MDB gives you the capability of scrolling through the events like more does. You can also pull the data from a core dump, either live core or a post mordem dump.
# mdb unix.0 vmcore.0
Loading modules: [ krtld genunix specfs dtrace ufs ssd fcp fctl qlc pcisch sd ip hook neti sctp arp usba nca random md logindmux ptm cpc sppp crypto fcip wrsmd zfs nfs ipc ]
> ::fptrace
fp trace buffer contents
[Fri Sep 12 2008 13:09:34:745:629:500] 0=>fp(1)::fp_get_lilpmap Begin; port=60032c18000, map=60032c180f0
[Fri Sep 12 2008 13:09:34:745:720:800] 1=>fp(1)::fp_get_lilpmap End; port=60032c18000, map=60032c180f0
[Fri Sep 12 2008 13:09:34:745:726:300] 2=>fp(1)::fp_fabric_login Begin; port=60032c18000, job=60032c95f18
[Fri Sep 12 2008 13:09:34:745:755:500] 3=>fp(1)::fp_fabric_login End; port=60032c18000, job=60032c95f18
[Fri Sep 12 2008 13:09:34:746:029:800] 4=>fp(1)::fp_flogi_intr; port=60032c18000, pkt=60032c8d9c8, state=e
.......
[Fri Nov 14 2008 00:45:57:990:286:400] 3299=>fp(0)::fp_unsol_cb: s_id=3703ef, d_id=375c00, type=1, r_ctl=22, f_ctl=290000
seq_id=0, df_ctl=0, seq_cnt=0, ox_id=ffff, rx_id=ffff ro=0, buffer[0]:5
[Fri Nov 14 2008 00:45:57:990:323:200] 3300=>fp(0)::Accepting LOGO; d_id=3703ef, pd=60032cfcac0, tolerance=0 retain=1
[Fri Nov 14 2008 00:45:57:990:391:400] 3301=>fp(0)::fp_ulp_devc fired; port=60032dc1000, len=1
[Fri Nov 14 2008 00:45:57:990:559:100] 3302=>fp(0)::fp_plogi_group begin; port=60032dc1000, job=60032c95428
[Fri Nov 14 2008 00:45:57:990:567:600] 3303=>fp(0)::fp_plogi_group contd; port=60032dc1000, pd=60032cfcac0
[Fri Nov 14 2008 00:45:58:045:465:100] 3304=>fp(0)::fp_plogi_intr: port=60032dc1000, job=60032c95428, d_id=3703ef, jcount=1 pkt=60032dc96f0, state=e
[Fri Nov 14 2008 00:45:58:045:564:200] 3305=>fp(0)::PLOGI to 3703ef failed. state=e reason=5.
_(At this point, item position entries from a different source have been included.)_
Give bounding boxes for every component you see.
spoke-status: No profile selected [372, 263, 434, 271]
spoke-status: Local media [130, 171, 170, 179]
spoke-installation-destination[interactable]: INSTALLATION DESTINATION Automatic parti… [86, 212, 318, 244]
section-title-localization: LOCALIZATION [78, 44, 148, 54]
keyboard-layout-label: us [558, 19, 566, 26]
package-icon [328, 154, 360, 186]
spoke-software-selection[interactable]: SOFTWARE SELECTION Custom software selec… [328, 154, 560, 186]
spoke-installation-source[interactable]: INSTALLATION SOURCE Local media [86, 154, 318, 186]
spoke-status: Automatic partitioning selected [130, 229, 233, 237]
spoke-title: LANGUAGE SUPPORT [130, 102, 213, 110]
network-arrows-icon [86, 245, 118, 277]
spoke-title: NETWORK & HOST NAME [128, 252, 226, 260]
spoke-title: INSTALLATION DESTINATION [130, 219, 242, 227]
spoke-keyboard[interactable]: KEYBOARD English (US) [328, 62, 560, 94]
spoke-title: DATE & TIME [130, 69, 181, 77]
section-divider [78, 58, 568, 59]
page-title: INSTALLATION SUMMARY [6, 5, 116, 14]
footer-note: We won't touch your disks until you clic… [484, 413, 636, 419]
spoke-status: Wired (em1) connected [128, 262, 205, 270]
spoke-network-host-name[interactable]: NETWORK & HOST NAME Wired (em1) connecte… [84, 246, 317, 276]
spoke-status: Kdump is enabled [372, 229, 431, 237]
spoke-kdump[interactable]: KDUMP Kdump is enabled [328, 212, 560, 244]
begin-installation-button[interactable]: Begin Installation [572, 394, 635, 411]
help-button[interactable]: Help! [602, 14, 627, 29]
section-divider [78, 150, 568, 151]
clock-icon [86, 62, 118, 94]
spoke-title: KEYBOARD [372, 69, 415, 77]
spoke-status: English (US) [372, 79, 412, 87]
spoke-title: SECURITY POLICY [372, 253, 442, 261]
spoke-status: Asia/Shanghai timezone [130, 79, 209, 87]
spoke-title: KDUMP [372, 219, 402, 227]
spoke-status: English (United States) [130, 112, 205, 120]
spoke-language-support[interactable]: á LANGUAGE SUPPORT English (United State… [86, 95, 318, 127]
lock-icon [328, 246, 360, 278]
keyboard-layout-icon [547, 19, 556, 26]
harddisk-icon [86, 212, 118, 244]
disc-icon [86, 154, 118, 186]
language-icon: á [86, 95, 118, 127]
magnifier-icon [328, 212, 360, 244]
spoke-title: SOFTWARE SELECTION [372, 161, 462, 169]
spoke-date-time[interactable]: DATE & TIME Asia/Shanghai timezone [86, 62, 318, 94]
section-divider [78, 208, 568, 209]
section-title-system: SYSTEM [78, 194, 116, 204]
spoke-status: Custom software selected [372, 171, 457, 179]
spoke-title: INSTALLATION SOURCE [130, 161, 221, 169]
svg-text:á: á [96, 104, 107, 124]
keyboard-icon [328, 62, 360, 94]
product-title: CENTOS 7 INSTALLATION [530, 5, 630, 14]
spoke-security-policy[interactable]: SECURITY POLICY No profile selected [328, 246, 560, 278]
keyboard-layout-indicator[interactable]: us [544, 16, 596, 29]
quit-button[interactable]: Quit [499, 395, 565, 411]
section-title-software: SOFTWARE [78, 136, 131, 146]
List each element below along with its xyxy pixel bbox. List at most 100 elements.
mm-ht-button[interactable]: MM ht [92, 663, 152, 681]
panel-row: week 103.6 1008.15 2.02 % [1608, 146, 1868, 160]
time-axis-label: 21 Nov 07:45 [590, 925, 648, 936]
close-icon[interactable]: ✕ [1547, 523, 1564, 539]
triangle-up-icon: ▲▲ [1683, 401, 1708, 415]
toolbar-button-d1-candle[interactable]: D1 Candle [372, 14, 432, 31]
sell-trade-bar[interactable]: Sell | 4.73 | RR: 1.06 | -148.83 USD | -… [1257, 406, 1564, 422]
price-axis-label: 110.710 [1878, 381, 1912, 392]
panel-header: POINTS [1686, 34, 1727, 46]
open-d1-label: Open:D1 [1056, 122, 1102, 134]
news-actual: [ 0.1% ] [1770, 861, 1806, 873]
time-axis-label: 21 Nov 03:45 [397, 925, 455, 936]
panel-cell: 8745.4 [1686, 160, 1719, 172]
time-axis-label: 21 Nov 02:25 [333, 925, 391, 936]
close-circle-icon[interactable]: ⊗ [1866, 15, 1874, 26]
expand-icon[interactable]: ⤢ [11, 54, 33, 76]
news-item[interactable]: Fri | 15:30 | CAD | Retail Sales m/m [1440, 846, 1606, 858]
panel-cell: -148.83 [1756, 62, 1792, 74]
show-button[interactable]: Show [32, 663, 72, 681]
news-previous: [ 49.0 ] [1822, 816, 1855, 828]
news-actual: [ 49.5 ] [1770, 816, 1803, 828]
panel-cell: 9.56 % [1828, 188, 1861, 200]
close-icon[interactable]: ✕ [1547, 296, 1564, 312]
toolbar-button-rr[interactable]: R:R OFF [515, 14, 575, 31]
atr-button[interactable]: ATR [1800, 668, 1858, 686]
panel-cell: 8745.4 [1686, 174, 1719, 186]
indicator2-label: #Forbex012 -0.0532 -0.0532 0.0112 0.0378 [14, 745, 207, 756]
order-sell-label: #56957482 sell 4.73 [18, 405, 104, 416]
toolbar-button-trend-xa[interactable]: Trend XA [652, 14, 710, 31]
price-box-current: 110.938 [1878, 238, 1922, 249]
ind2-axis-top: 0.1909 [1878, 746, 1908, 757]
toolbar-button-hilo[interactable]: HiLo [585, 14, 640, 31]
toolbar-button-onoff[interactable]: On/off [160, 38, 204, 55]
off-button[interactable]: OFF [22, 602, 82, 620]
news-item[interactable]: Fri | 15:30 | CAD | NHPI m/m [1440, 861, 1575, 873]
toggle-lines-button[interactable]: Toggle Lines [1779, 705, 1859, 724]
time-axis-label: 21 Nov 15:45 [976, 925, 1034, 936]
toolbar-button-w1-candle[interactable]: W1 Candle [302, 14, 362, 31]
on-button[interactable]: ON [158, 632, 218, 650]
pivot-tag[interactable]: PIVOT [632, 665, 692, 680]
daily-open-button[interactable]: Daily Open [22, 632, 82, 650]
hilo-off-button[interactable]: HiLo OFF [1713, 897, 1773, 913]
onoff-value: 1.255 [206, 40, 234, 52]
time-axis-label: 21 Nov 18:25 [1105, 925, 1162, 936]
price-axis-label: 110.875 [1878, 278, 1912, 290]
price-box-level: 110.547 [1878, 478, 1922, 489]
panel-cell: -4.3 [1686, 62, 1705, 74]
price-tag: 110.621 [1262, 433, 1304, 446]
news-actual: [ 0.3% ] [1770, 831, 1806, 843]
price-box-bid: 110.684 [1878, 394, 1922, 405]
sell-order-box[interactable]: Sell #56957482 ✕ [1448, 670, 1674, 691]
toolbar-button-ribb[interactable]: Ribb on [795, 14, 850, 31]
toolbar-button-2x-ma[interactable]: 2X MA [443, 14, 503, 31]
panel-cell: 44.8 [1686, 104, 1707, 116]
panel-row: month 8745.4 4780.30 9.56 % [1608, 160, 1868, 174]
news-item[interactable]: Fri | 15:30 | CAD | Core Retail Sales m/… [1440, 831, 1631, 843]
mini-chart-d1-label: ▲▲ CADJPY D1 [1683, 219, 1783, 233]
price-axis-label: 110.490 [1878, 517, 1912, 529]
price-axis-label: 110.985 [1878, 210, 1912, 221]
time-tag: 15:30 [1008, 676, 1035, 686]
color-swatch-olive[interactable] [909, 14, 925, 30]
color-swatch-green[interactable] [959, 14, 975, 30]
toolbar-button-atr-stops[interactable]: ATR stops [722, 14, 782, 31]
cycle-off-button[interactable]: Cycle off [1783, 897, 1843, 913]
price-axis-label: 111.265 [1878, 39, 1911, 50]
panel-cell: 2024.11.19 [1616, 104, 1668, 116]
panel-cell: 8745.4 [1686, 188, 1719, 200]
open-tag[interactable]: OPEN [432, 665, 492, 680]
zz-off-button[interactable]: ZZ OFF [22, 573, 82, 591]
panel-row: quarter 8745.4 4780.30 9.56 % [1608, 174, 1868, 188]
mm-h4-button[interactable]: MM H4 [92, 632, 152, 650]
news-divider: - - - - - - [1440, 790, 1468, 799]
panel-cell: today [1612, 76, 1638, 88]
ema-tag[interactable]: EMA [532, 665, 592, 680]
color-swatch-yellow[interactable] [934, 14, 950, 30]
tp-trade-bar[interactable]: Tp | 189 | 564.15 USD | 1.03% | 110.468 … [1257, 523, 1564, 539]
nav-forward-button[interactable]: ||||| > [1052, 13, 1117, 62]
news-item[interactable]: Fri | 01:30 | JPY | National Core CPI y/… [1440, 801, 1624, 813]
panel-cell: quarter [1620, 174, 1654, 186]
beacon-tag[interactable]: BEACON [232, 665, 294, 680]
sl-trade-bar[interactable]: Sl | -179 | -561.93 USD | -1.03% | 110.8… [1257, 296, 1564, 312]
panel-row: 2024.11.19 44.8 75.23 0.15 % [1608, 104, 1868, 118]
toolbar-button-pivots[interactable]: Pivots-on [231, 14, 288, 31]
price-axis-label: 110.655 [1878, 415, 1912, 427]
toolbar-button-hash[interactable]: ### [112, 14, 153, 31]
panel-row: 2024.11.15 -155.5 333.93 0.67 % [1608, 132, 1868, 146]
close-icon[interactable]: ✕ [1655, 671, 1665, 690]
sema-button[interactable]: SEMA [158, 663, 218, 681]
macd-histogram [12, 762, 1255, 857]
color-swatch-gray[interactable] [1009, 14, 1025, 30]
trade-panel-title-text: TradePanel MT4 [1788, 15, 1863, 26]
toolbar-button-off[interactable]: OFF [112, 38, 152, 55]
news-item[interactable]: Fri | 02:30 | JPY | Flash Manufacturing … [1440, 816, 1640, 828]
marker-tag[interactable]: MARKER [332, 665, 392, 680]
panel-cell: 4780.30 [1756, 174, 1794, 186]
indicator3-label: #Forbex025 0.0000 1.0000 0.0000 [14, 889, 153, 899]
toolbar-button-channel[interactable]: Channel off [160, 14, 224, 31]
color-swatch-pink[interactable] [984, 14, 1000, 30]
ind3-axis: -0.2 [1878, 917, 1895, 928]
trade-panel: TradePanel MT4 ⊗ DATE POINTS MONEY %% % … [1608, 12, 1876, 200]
[Fri Nov 14 2008 00:45:58:045:723:700] 3306=>fp(0)::fp_plogi_group end: port=60032dc1000, job=60032c95428
[Fri Nov 14 2008 00:45:58:045:729:900] 3307=>fp(0)::fp_plogi_group begin; port=60032dc1000, job=60032c94ee8
Very cool. Looks somewhat similar to a portlogdump from the brocade switches. Besides, now that solaris is open, you can actually see what things mean. Take for instance fp_unsol_cb. Take a look at opensolaris code and you see what fp_unsol_cb (line 10454) does. And how we are tracing.
10468 FP_TRACE(FP_NHEAD1(1, 0), "fp_unsol_cb: s_id=%x,"
10469 " d_id=%x, type=%x, r_ctl=%x, f_ctl=%x"
10470 " seq_id=%x, df_ctl=%x, seq_cnt=%x, ox_id=%x, rx_id=%x"
10471 " ro=%x, buffer[0]:%x", buf->ub_frame.s_id, buf->ub_frame.d_id,
10472 buf->ub_frame.type, buf->ub_frame.r_ctl, buf->ub_frame.f_ctl,
10473 buf->ub_frame.seq_id, buf->ub_frame.df_ctl, buf->ub_frame.seq_cnt,
10474 buf->ub_frame.ox_id, buf->ub_frame.rx_id, buf->ub_frame.ro,
10475 buf->ub_buffer[0]);
You can now go through the source code and see what things mean. Now there shouldn't be anymore need for you to quote the Young Indiana Jones, "Everybody's lost but me". At least those who read my blog.